Moaning and groaning he stood, hiked down from the shelf. How… He lost the thought. All the intense emotions of the night before had drained away. The wind still gusted, but not inside him. He was calm, emptied, drained. Trees stood around him like great silent saints. He walked downcanyon. Eventually he would come on something. At times he felt sure he was still dreaming, despite a stubbed toe. Warm dry air, even at dawn.

Far down the canyon, where it opened up and joined a bigger one, he came upon a big bare sycamore tree, filled with sleeping crows. A tree very old, very big, mostly dead, no leaves except on one live strip that twisted greenly off to the side; and entirely filled with still black birds.

“Now wait a minute.” He pinched himself. Bit the skin between thumb and forefinger. Yes, he was awake. He certainly seemed awake. Mountain canyon at dawn, Santa Ana Mountains. Yes, he was awake! Anyway this happened a lot, even down in town. There were a lot of crows around, flocks of really big ones, like ravens it seemed to him. Loud birds, pests, little Mongols of the air, dominating wherever they wanted to. He had seen a flock descend on a tree before; in fact they had their favorites, which they stopped in ritually at the end of the day, when heading back up to their night haunts—up to here, in fact, for this particular horde. A whole flock perched up there silently, sleeping, filling every branch like black fruit, on twisting gray branches against the gray sky. The green of the live strip beginning to show.

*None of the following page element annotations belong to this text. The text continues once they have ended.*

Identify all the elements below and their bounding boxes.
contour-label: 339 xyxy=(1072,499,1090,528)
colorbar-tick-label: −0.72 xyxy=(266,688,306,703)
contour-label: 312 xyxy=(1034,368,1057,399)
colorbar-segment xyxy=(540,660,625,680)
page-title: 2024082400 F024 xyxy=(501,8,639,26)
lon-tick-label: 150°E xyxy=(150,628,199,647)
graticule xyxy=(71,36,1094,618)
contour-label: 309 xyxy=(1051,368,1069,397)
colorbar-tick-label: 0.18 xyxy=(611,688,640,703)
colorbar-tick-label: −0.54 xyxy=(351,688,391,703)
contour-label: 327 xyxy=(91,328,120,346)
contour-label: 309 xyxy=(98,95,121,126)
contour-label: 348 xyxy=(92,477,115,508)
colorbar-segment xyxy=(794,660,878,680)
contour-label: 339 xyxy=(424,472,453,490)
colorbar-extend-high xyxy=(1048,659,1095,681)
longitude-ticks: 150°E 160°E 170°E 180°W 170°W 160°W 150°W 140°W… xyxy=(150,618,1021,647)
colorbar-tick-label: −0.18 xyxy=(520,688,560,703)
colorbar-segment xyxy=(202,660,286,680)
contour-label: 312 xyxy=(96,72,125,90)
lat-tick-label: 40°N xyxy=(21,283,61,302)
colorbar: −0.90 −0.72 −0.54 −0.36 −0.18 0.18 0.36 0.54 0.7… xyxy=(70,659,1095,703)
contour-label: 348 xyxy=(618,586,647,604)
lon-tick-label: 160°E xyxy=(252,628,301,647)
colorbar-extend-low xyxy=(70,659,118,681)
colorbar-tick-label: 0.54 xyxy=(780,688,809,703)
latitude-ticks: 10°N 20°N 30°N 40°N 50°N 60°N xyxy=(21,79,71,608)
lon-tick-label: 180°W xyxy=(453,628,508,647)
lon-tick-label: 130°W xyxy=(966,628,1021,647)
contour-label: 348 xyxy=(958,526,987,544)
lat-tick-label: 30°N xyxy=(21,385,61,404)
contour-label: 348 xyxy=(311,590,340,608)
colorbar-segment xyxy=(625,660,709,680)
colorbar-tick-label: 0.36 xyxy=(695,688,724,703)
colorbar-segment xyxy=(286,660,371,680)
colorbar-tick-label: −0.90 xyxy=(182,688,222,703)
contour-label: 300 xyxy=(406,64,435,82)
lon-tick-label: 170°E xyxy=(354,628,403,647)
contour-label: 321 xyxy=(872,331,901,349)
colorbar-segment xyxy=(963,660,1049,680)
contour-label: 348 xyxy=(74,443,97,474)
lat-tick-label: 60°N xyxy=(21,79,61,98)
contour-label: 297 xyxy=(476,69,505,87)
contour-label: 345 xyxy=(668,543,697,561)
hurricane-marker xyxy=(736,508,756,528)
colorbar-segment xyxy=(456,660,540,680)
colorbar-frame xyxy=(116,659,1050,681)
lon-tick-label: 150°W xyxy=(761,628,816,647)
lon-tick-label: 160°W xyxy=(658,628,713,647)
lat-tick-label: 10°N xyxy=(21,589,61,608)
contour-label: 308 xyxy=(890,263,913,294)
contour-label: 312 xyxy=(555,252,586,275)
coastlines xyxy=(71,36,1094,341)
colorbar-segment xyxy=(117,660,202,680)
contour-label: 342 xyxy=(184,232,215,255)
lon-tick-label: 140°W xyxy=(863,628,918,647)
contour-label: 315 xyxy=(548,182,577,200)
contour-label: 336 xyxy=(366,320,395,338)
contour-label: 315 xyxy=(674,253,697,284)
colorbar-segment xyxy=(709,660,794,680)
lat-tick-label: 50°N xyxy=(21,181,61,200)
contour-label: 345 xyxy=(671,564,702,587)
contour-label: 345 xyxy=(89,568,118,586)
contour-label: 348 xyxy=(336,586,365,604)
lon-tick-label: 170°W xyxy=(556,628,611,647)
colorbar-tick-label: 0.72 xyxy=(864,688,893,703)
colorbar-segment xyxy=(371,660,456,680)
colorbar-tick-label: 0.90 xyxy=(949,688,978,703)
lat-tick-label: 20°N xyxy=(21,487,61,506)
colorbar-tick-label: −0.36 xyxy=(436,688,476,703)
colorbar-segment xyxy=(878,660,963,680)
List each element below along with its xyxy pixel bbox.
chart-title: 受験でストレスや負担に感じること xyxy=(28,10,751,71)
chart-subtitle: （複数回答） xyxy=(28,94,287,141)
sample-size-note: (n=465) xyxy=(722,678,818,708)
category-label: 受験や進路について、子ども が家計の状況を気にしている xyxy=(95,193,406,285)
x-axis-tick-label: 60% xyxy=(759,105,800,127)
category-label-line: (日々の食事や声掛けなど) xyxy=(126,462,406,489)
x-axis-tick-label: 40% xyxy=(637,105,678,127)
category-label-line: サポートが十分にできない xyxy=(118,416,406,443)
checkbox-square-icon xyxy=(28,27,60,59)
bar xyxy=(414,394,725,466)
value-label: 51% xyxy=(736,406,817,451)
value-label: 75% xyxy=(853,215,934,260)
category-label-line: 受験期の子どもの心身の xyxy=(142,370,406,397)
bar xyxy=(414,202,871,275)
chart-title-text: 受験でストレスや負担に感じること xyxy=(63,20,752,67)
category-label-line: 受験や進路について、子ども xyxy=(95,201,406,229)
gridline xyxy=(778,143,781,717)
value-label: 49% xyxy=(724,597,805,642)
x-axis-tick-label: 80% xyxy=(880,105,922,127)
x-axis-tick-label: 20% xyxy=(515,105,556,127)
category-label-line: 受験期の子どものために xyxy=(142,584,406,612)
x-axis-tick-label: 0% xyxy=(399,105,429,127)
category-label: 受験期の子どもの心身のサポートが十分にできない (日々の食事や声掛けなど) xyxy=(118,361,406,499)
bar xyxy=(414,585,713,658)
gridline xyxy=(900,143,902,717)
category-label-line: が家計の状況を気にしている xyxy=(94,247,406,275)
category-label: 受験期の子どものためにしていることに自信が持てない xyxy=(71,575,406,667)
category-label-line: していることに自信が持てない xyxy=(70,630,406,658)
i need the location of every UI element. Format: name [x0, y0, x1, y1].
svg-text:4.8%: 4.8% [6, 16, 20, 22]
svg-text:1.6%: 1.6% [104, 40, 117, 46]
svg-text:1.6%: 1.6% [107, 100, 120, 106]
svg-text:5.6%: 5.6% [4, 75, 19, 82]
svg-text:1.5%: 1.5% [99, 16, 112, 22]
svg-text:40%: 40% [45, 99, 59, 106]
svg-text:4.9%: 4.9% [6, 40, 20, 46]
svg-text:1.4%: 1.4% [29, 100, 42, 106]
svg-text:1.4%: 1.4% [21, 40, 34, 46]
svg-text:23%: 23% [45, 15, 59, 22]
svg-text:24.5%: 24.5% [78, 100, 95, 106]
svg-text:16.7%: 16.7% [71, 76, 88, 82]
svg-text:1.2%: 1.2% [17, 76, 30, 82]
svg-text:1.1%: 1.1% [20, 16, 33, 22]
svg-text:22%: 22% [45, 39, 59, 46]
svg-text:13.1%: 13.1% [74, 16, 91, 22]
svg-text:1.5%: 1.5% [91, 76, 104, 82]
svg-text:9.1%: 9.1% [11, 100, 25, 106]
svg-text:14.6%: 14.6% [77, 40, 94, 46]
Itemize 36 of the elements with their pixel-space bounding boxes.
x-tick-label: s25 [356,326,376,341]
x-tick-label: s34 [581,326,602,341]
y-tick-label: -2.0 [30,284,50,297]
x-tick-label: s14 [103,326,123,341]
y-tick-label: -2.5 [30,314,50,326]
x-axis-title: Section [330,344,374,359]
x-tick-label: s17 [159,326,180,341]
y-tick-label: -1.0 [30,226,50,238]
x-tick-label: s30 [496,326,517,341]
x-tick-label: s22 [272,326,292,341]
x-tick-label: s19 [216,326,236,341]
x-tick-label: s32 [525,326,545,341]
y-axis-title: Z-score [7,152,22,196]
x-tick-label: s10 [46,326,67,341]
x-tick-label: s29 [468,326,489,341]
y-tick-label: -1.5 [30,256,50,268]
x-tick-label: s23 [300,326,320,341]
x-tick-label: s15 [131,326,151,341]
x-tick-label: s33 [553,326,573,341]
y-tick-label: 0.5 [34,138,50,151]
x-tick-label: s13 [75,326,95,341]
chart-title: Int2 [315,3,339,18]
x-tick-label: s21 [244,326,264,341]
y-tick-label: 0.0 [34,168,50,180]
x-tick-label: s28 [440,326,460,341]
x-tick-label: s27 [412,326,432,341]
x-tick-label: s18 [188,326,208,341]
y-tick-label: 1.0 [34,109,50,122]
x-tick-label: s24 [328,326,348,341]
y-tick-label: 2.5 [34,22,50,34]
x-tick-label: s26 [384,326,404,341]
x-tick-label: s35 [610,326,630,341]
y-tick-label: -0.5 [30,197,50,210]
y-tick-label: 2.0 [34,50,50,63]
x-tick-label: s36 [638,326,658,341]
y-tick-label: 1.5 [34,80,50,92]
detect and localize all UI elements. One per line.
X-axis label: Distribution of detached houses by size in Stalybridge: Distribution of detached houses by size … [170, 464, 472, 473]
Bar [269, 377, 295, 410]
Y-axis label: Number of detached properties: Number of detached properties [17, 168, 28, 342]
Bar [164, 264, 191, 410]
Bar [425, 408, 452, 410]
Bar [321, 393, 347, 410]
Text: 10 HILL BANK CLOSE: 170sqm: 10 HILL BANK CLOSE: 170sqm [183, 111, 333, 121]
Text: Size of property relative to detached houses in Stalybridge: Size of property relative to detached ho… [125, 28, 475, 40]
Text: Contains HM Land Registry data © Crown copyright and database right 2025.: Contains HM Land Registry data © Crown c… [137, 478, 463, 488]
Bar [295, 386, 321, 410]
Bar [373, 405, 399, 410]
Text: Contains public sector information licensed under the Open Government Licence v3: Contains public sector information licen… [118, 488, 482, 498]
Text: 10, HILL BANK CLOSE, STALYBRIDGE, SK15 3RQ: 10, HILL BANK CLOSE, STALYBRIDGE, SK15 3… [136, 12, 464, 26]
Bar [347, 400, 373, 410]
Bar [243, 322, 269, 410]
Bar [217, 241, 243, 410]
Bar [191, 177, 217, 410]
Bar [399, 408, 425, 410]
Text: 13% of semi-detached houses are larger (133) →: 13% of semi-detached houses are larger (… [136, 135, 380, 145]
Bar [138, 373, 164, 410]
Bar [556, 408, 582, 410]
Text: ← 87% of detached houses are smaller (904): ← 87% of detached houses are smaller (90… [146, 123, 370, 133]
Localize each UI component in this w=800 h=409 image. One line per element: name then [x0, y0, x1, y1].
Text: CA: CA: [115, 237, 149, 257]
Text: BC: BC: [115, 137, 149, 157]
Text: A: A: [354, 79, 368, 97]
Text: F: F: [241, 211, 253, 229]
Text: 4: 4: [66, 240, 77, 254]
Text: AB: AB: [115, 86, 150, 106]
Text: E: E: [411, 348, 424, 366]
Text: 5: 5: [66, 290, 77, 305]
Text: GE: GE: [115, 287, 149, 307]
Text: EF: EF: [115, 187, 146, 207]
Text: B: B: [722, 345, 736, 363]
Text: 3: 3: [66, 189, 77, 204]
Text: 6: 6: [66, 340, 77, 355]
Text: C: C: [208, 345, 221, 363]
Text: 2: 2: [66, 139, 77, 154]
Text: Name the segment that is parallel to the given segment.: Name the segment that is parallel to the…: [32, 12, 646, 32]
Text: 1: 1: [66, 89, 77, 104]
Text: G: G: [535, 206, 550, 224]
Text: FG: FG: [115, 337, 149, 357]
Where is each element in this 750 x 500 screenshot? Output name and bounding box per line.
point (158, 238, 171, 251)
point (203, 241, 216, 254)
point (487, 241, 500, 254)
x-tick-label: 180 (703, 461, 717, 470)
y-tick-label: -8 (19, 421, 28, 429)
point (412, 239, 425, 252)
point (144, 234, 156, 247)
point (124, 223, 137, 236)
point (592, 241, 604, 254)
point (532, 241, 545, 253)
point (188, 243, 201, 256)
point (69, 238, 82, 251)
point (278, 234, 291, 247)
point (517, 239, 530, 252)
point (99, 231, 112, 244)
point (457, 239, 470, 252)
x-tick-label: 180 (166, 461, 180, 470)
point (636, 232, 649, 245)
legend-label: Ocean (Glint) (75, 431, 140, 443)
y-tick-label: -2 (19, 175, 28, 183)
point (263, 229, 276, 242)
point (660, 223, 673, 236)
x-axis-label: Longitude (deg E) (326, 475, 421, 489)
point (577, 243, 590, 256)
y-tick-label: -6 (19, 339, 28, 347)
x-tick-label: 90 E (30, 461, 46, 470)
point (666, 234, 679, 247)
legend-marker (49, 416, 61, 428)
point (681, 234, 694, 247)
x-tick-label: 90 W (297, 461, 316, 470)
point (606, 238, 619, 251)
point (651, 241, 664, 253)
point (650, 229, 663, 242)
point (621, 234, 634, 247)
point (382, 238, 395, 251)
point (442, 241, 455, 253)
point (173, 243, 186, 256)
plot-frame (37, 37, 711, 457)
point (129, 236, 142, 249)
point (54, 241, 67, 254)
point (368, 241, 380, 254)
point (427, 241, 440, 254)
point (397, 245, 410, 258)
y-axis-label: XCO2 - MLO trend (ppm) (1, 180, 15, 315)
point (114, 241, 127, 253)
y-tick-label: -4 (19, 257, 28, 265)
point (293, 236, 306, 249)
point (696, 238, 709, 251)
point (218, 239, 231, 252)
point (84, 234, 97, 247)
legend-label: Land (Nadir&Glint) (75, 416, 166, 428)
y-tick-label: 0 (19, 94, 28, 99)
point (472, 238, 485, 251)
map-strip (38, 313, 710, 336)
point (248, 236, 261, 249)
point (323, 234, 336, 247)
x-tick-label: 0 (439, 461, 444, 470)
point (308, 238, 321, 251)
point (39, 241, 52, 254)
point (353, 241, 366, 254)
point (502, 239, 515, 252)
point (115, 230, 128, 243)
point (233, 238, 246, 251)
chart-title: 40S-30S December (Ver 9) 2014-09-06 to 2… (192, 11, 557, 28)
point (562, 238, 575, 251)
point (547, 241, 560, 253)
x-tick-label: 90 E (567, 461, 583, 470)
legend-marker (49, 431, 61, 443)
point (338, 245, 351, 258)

He took a deep breath and shook his head, feeling strange. He knew he was awake, nearly sober, relatively sane; but the sight was so luminous, so heavy with some meaning he couldn’t express….

An idea struck him, and he walked under the tree. Standing foursquare he looked up; then threw his arms wide and shouted, “Hey!

The tree exploded with birds! Flapping black wings, cawing wildly, crows burst away to every point of the compass, loose-winged, straggle-feathered, leaving black images of their powerful downstrokes against the delicate tracery of bare gray branches. Cawing, they regrouped in a swirl above the tree, then flew off to the west, a dancing irregular cloud of winged black dots. Oscar stood dazed, face to the sky, mouth hanging open.